On 12/09/2007, Delirium delirium@hackish.org wrote:
Gregory Maxwell wrote:
I think the initiative to ensure that people had secure login passwords (which happened, oh, months back) reset people's email preferences - I had no idea that my preferences had changed until a good while later (not that it matters much in my case, but however...)
Ah. Those who got hit with guessable passwords.... ;)
I haven't changed my password either, so it couldn't be that my password was guessable (or if it was, it still is...).
-Mark
All passwords are guessable, it's just a matter of how many guesses one would expect it to take.

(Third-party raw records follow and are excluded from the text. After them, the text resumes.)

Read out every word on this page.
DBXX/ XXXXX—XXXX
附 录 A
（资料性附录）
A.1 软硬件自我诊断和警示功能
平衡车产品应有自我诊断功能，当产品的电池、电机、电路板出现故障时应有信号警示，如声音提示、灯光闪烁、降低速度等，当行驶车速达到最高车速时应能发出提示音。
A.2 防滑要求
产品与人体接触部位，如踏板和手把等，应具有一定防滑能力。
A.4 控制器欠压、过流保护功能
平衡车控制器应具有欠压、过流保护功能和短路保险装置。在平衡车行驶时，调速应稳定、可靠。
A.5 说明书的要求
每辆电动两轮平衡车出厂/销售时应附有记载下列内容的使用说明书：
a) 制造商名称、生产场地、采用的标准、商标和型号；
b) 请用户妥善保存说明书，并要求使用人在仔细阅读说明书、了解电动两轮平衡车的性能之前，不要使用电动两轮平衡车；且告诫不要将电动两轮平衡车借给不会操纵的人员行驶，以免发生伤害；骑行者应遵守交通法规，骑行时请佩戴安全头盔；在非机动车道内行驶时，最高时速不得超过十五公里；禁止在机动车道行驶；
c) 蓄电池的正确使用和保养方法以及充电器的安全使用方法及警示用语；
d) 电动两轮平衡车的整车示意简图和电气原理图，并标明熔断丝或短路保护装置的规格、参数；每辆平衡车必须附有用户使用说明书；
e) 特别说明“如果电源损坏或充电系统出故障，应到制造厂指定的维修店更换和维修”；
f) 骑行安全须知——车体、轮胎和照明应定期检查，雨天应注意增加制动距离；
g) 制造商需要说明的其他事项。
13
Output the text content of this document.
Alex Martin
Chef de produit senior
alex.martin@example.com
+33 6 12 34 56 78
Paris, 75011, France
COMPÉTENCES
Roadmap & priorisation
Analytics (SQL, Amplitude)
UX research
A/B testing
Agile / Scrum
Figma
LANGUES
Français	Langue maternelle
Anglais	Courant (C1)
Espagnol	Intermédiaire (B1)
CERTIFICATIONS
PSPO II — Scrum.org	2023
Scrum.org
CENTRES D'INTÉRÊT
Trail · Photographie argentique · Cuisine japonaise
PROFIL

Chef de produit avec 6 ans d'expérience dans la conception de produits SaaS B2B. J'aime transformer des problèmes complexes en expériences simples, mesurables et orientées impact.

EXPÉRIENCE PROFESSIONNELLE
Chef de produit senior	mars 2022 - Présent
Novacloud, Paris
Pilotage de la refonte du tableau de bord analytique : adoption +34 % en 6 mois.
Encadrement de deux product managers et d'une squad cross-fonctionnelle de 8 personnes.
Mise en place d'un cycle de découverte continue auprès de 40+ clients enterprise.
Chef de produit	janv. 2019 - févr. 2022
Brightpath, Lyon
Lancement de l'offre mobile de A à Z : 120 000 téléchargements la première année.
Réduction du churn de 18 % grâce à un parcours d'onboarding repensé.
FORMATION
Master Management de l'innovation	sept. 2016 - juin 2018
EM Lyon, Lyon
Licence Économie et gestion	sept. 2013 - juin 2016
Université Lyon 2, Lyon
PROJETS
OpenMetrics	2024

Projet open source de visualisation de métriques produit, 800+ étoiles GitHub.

A random password containing 8 lowercase letters: (26^8) / 2 = 104 413 532 288 approximately a 37 or 38 bit key
A random password containing 8 letters, uppercase and lowercase: (52^8) / 2 = 2.67298643 × 10^13 approximately a 45 or 46 bit key
A random password containing 8 characters, including uppercase letters, lowercase letters, and numbers: (62^8) / 2 = 1.09170053 × 10^14 approximately a 47 or 48 bit key
A random password containing 9 characters, including uppercase letters, lowercase letters, and numbers: (62^9) / 2 = 6.76854327 × 10^15 approximately a 53 or 54 bit key
Supposing, using three character types (uppercase and lowercase letters + numbers) you wanted to have the equivalent of at least a 256 bit key, you would need 43 characters. For the equivalent of a 512 bit key, 86 characters.
A key word here is random - most passwords are not random, so password crackers can use psychological tricks such as dictionary attacks, dictionary attacks with slight variations, etc.
Of course, if your connection to a website is not encrypted, and someone is eavesdropping on your connection, all of this is irrelevant, as the person can simply read your password in plain text.
Disclaimer: I'm on painkillers, so if my math is wrong, that's why.